Thio Li-ann - Career As Law Academic

Career As Law Academic

Thio joined the Faculty of Law of the NUS as a Senior Tutor in 1991, and was appointed Lecturer in 1992. That same year she embarked on postgraduate law studies at Harvard Law School on a National University of Singapore Overseas Graduate Scholarship, and obtained a Master of Laws (LL.M.) in 1993. She returned to NUS, where in 1997 she was appointed an Assistant Professor. Between 1997 and 2000 she carried out Ph.D. research at the University of Cambridge on another NUS Overseas Graduate Scholarship, and was duly conferred this degree in 2000. Her Ph.D. dissertation, entitled Managing Babel: The International Legal Protection of Minorities in the Twentieth Century, was subsequently published by Martinus Nijhoff Publishers in 2005. In June 2000 she was appointed an Associate Professor, and achieved the rank of full Professor in July 2006. Her research interests are the following:

  • Constitutionalism and human rights in Asia.
  • Domestic and comparative perspectives of constitutional law and administrative law.
  • International human rights law and the rights of peoples.
  • Law and religion.
  • Public international law, its history and theory.

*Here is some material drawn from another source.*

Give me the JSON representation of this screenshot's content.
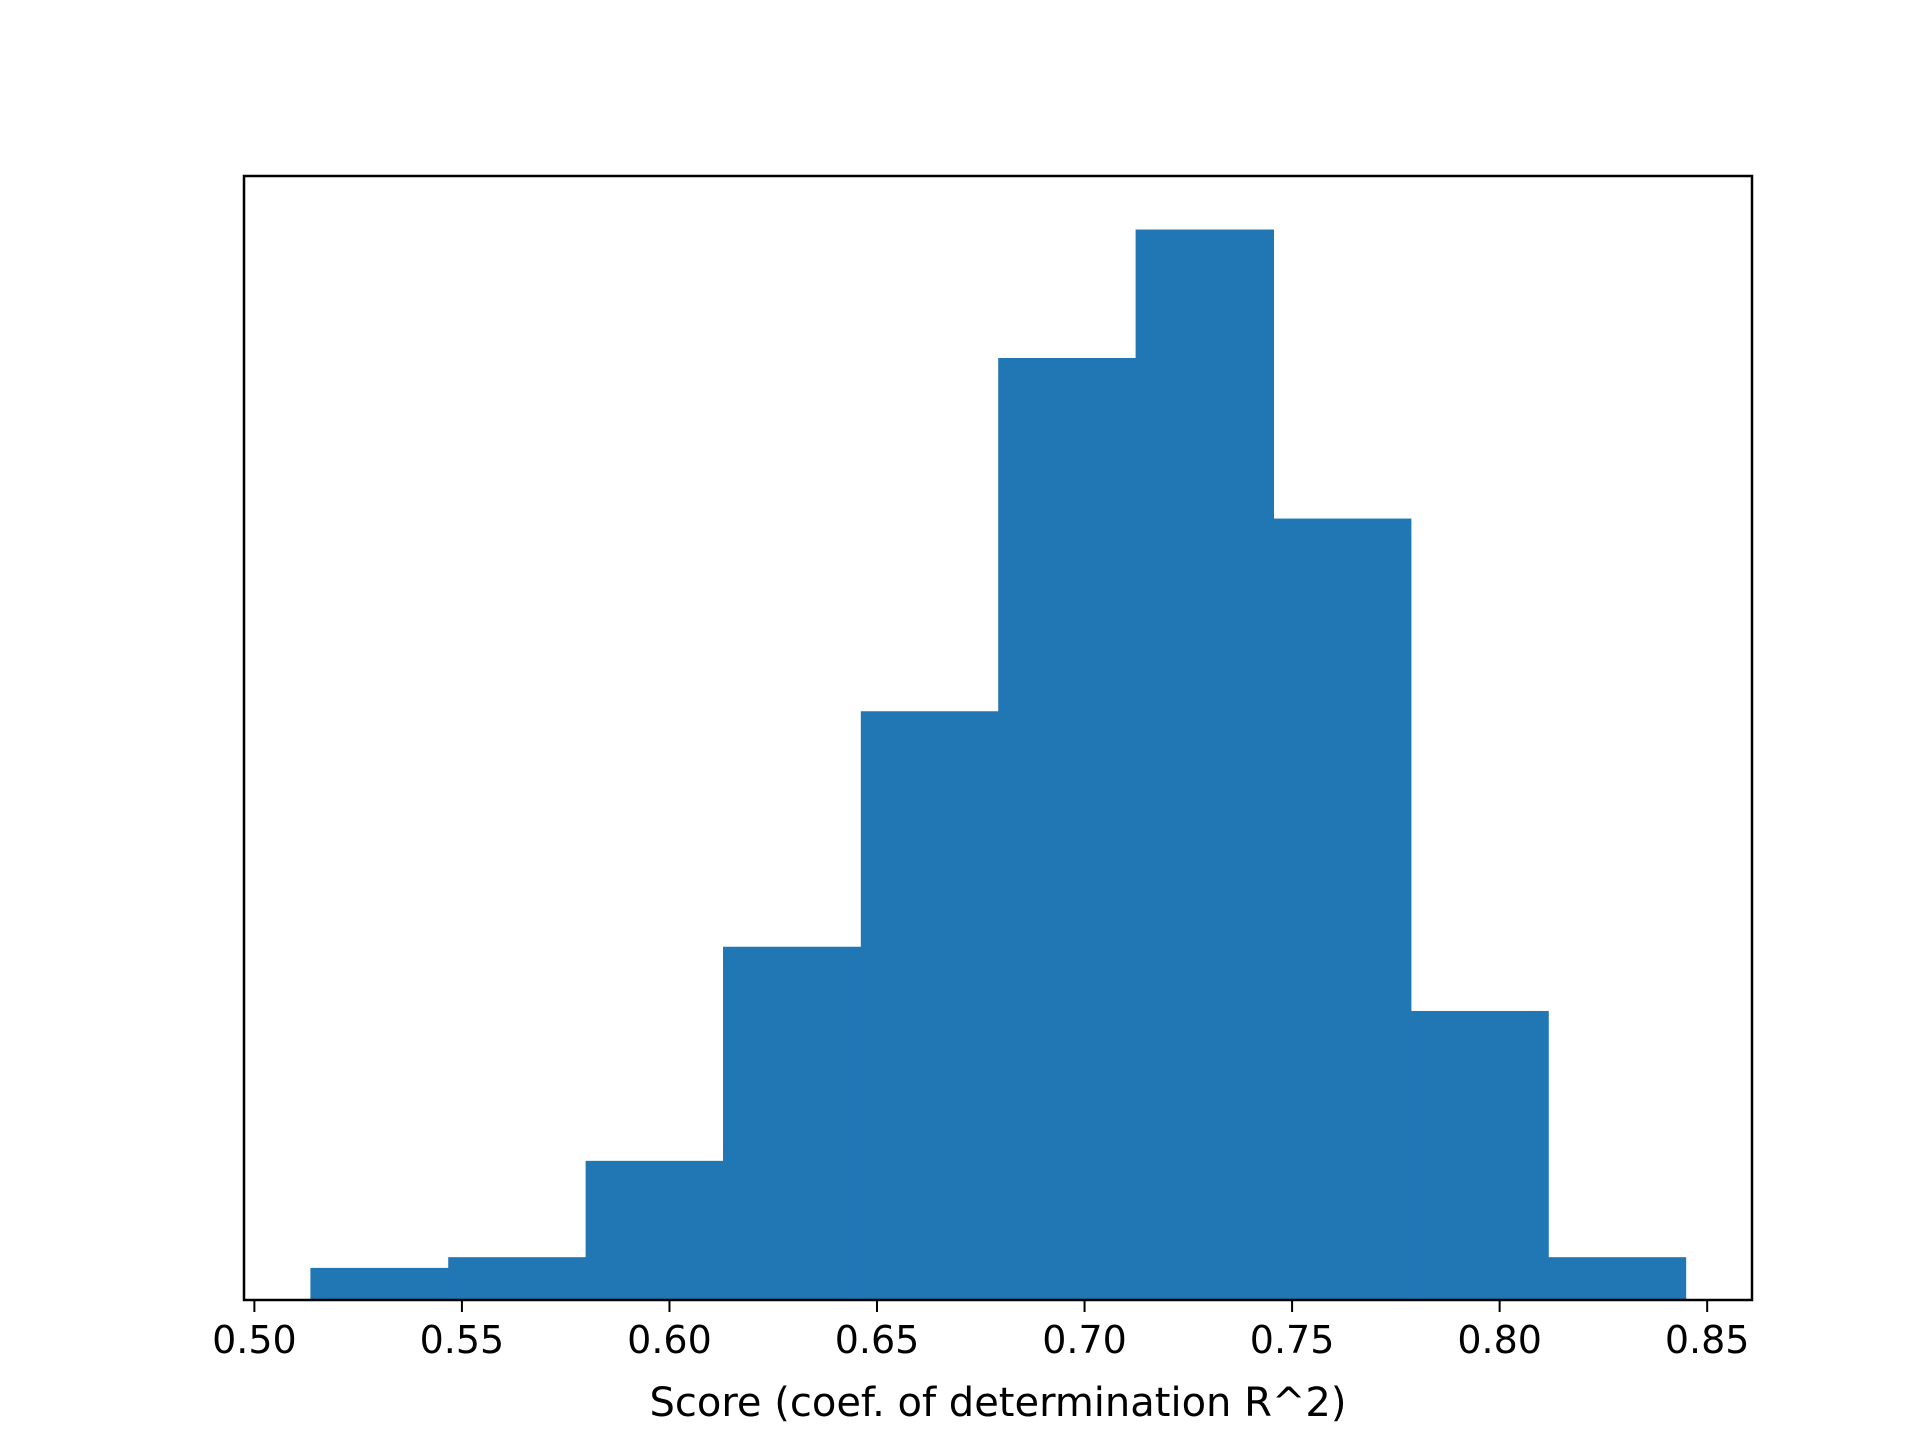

Thio was Young Asian Scholar at the Melbourne University Law School in 1997, was ranked as an NUS Excellent Teacher in 2001–2002 and 2002–2003, and was given a Young Researcher Award by NUS in 2004. In March 2006, she was a Visiting Lecturer at the Faculty of Law of the University of Hong Kong, where she was one of the academics teaching a course on "National Protection of Human Rights". In September of that year she returned to the University of Melbourne as a Senior Fellow of its Graduate Law Programme to teach a course entitled "Constitutionalism in Asian Societies".

Thio served as Chief Editor of the Singapore Journal of International & Comparative Law between 2000 and 2003, and since 2005 has been General Editor of the Asian Yearbook of International Law. She is also on the editorial or advisory boards of the Singapore Yearbook of International Law, the New Zealand Yearbook of International Law (since 2003) and Human Rights & International Legal Discourse (since 2006), and is Corresponding Editor (Singapore) for Blaustein & Flanz's Constitutions of the Countries of the World (since 2001) and the International Journal of Constitutional Law (since 2001). Since 2001 she has also been a contributor on constitutional and administrative law to the Singapore Academy of Law Annual Review of Singapore Cases.

Thio appeared as an expert witness before the Federal Court of Australia in the extradition of Michael McCrea to Singapore to stand trial for murder (2003), and as a consultant to a delegation of the House of Representatives of Japan (30 September 2002) and to the University of Warwick on academic freedom issues (2005).